On Sept. 21 and 22, chefs, farmers, writers, scientists and food enthusiasts will again gather at the Culinary Vegetable Institute in Milan, Ohio, a non-profit arm of the Huron-based Chef's Garden, as speakers tackle global issues on this year's theme: "Taking Action." Topics will range from ethical labor and honoring Native American culture to how seaweed could change the dining landscape.
Keith Martin, founder of Elysian Fields Sheep Farm, will deliver the keynote speech and Dr. John Sanzo of the popular website Docsconz will serve as emcee.

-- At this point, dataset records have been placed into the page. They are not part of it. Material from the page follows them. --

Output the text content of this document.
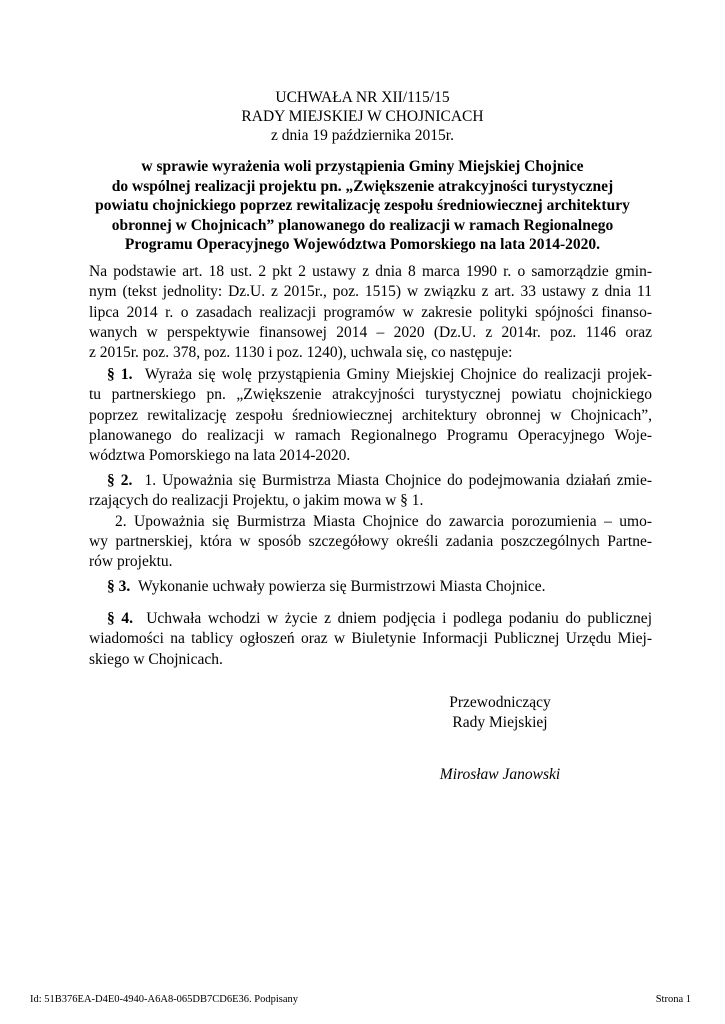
UCHWAŁA NR XII/115/15
RADY MIEJSKIEJ W CHOJNICACH
z dnia 19 października 2015r.
w sprawie wyrażenia woli przystąpienia Gminy Miejskiej Chojnice
do wspólnej realizacji projektu pn. „Zwiększenie atrakcyjności turystycznej
powiatu chojnickiego poprzez rewitalizację zespołu średniowiecznej architektury
obronnej w Chojnicach” planowanego do realizacji w ramach Regionalnego
Programu Operacyjnego Województwa Pomorskiego na lata 2014-2020.
Na podstawie art. 18 ust. 2 pkt 2 ustawy z dnia 8 marca 1990 r. o samorządzie gmin-
nym (tekst jednolity: Dz.U. z 2015r., poz. 1515) w związku z art. 33 ustawy z dnia 11
lipca 2014 r. o zasadach realizacji programów w zakresie polityki spójności finanso-
wanych w perspektywie finansowej 2014 – 2020 (Dz.U. z 2014r. poz. 1146 oraz
z 2015r. poz. 378, poz. 1130 i poz. 1240), uchwala się, co następuje:
§ 1. Wyraża się wolę przystąpienia Gminy Miejskiej Chojnice do realizacji projek-
tu partnerskiego pn. „Zwiększenie atrakcyjności turystycznej powiatu chojnickiego
poprzez rewitalizację zespołu średniowiecznej architektury obronnej w Chojnicach”,
planowanego do realizacji w ramach Regionalnego Programu Operacyjnego Woje-
wództwa Pomorskiego na lata 2014-2020.
§ 2. 1. Upoważnia się Burmistrza Miasta Chojnice do podejmowania działań zmie-
rzających do realizacji Projektu, o jakim mowa w § 1.
2. Upoważnia się Burmistrza Miasta Chojnice do zawarcia porozumienia – umo-
wy partnerskiej, która w sposób szczegółowy określi zadania poszczególnych Partne-
rów projektu.
§ 3. Wykonanie uchwały powierza się Burmistrzowi Miasta Chojnice.
§ 4. Uchwała wchodzi w życie z dniem podjęcia i podlega podaniu do publicznej
wiadomości na tablicy ogłoszeń oraz w Biuletynie Informacji Publicznej Urzędu Miej-
skiego w Chojnicach.
Przewodniczący
Rady Miejskiej
Mirosław Janowski
Id: 51B376EA-D4E0-4940-A6A8-065DB7CD6E36. Podpisany	Strona 1
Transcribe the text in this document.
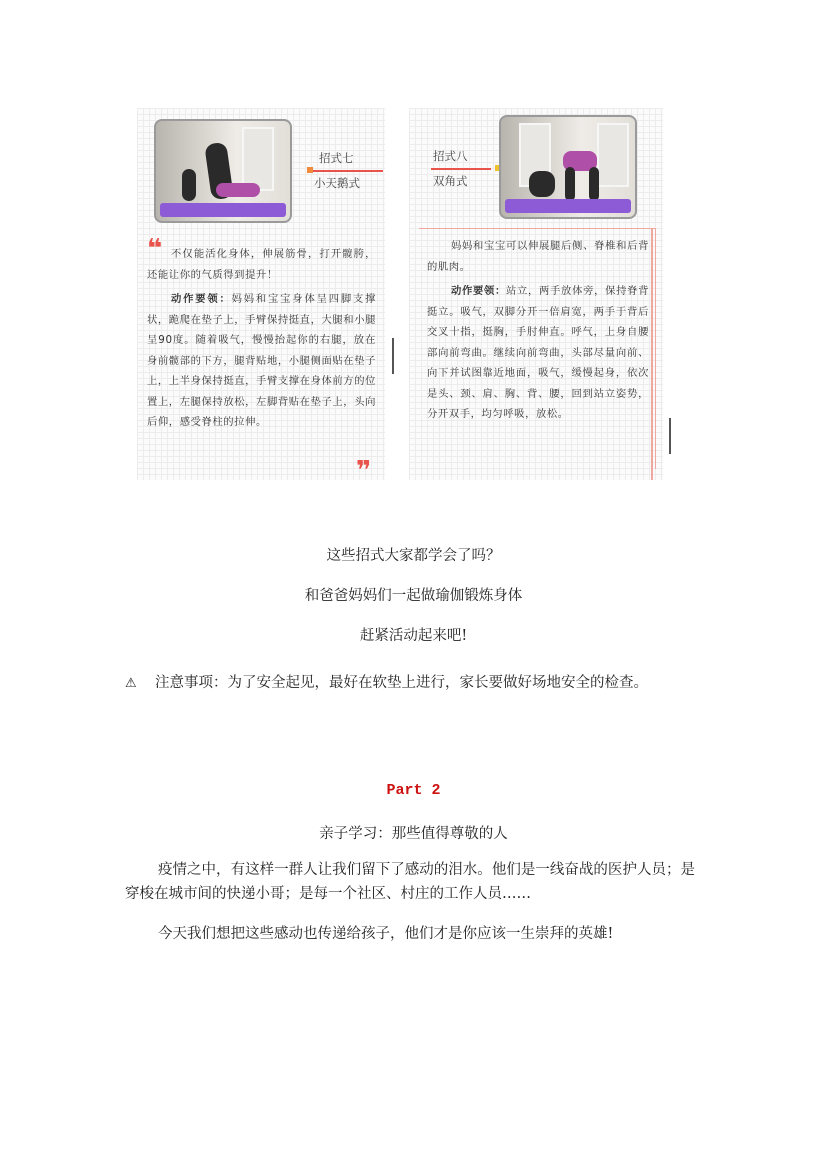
招式七
小天鹅式
❝ 不仅能活化身体，伸展筋骨，打开髋胯，还能让你的气质得到提升！

动作要领：妈妈和宝宝身体呈四脚支撑状，跪爬在垫子上，手臂保持挺直，大腿和小腿呈90度。随着吸气，慢慢抬起你的右腿，放在身前髋部的下方，腿背贴地，小腿侧面贴在垫子上，上半身保持挺直，手臂支撑在身体前方的位置上，左腿保持放松，左脚背贴在垫子上，头向后仰，感受脊柱的拉伸。

❞
招式八
双角式

妈妈和宝宝可以伸展腿后侧、脊椎和后背的肌肉。

动作要领：站立，两手放体旁，保持脊背挺立。吸气，双脚分开一倍肩宽，两手于背后交叉十指，挺胸，手肘伸直。呼气，上身自腰部向前弯曲。继续向前弯曲，头部尽量向前、向下并试图靠近地面，吸气，缓慢起身，依次是头、颈、肩、胸、背、腰，回到站立姿势，分开双手，均匀呼吸，放松。

这些招式大家都学会了吗？
和爸爸妈妈们一起做瑜伽锻炼身体
赶紧活动起来吧!
⚠ 注意事项：为了安全起见，最好在软垫上进行，家长要做好场地安全的检查。
Part 2
亲子学习：那些值得尊敬的人
疫情之中，有这样一群人让我们留下了感动的泪水。他们是一线奋战的医护人员；是穿梭在城市间的快递小哥；是每一个社区、村庄的工作人员……
今天我们想把这些感动也传递给孩子，他们才是你应该一生崇拜的英雄!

This time around, founders Farmer Lee Jones of Chef's Garden and journalist and author Jody Eddy want to arm attendees with a weekend of tools and knowledge to keep the momentum going long past the usual post-conference buzz.
"We are all a part of the food world whether we are a home cook or a professional chef," says Eddy. "I believe that more chefs today realize that they can make a profound and positive impact on the tremendous issues that we face by the choices they make and the work they choose to undertake."

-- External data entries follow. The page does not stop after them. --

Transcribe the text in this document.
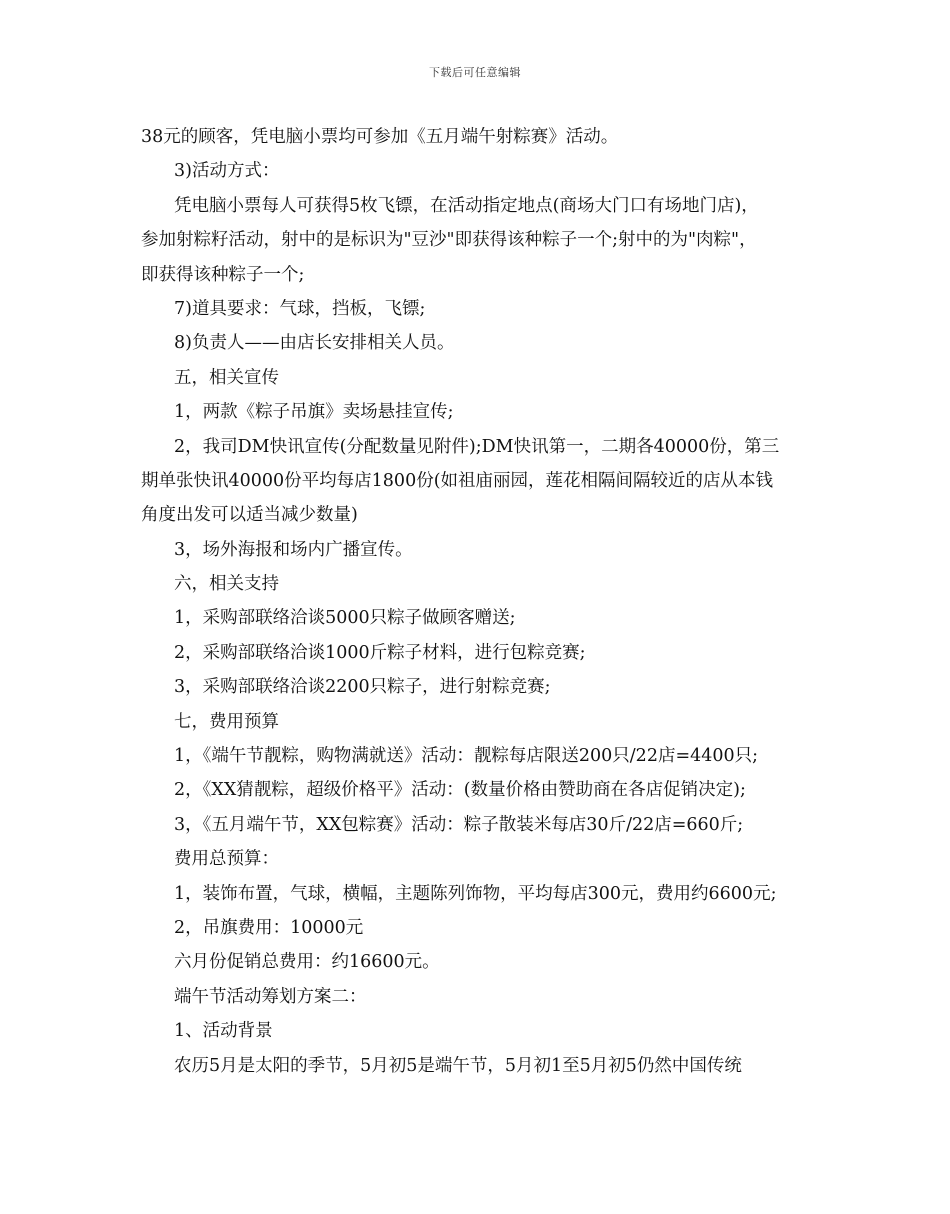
下载后可任意编辑
38元的顾客，凭电脑小票均可参加《五月端午射粽赛》活动。
3)活动方式：
凭电脑小票每人可获得5枚飞镖，在活动指定地点(商场大门口有场地门店)，
参加射粽籽活动，射中的是标识为"豆沙"即获得该种粽子一个;射中的为"肉粽"，
即获得该种粽子一个;
7)道具要求：气球，挡板，飞镖;
8)负责人——由店长安排相关人员。
五，相关宣传
1，两款《粽子吊旗》卖场悬挂宣传;
2，我司DM快讯宣传(分配数量见附件);DM快讯第一，二期各40000份，第三
期单张快讯40000份平均每店1800份(如祖庙丽园，莲花相隔间隔较近的店从本钱
角度出发可以适当减少数量)
3，场外海报和场内广播宣传。
六，相关支持
1，采购部联络洽谈5000只粽子做顾客赠送;
2，采购部联络洽谈1000斤粽子材料，进行包粽竞赛;
3，采购部联络洽谈2200只粽子，进行射粽竞赛;
七，费用预算
1，《端午节靓粽，购物满就送》活动：靓粽每店限送200只/22店=4400只;
2，《XX猜靓粽，超级价格平》活动：(数量价格由赞助商在各店促销决定);
3，《五月端午节，XX包粽赛》活动：粽子散装米每店30斤/22店=660斤;
费用总预算：
1，装饰布置，气球，横幅，主题陈列饰物，平均每店300元，费用约6600元;
2，吊旗费用：10000元
六月份促销总费用：约16600元。
端午节活动筹划方案二：
1、活动背景
农历5月是太阳的季节，5月初5是端午节，5月初1至5月初5仍然中国传统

It's more than just lip service. Roots plans to actually set all that talk into motion. On Monday, Jordan Figueiredo, who founded the viral Ugly Food and Vegetable campaign highlighting the fact that 20 to 40 percent of all food is disposed due to grocer cosmetic standards, will lead a discussion on finding solutions for the global food waste crisis. That night's dinner focus will be "Perfection in Imperfection" and center on creating meals from overlooked ingredients.
"Every single thing we do will revolve around a purpose," explains Farmer Jones. "The food that we eat, the water we drink. It's all about the message."
On both mornings, that message starts with the fundamentals. A panel entitled "It Begins at Home" finds Gavin Kaysen of Minnesota's Spoon and Stable and Seamus Mullen of New York City's Tertulia detailing the positive changes they've made in their personal lives and the influence it had on them as chefs. Tuesday starts by delving into the idea of chef as activist. Now more than ever, says Farmer Jones, chefs feel they have a responsibility and an opportunity to make a difference.
In light of the uptick of interest in fermentation, Kevin Farley of California's Cultured Pickle Shop and Edward Lee of Kentucky's 610 Magnolia infuse plenty of culture into their talk on the constant "action" that takes place during fermentation's transforming process.
But as a conference uniting attendees in a region surrounded by the Great Lakes, it's the closing panel that may resonate the most. Buey Ray Tut, a native of South Sudan, will speak on the sustainability efforts of the project he co-founded, Aqua Africa. Since its inception in 2011, the organization has drilled nine wells in Tut's home town and brought water to thousands of people.
"He's saving lives on the frontline," says Eddy. "I can think of no better way to take action than that."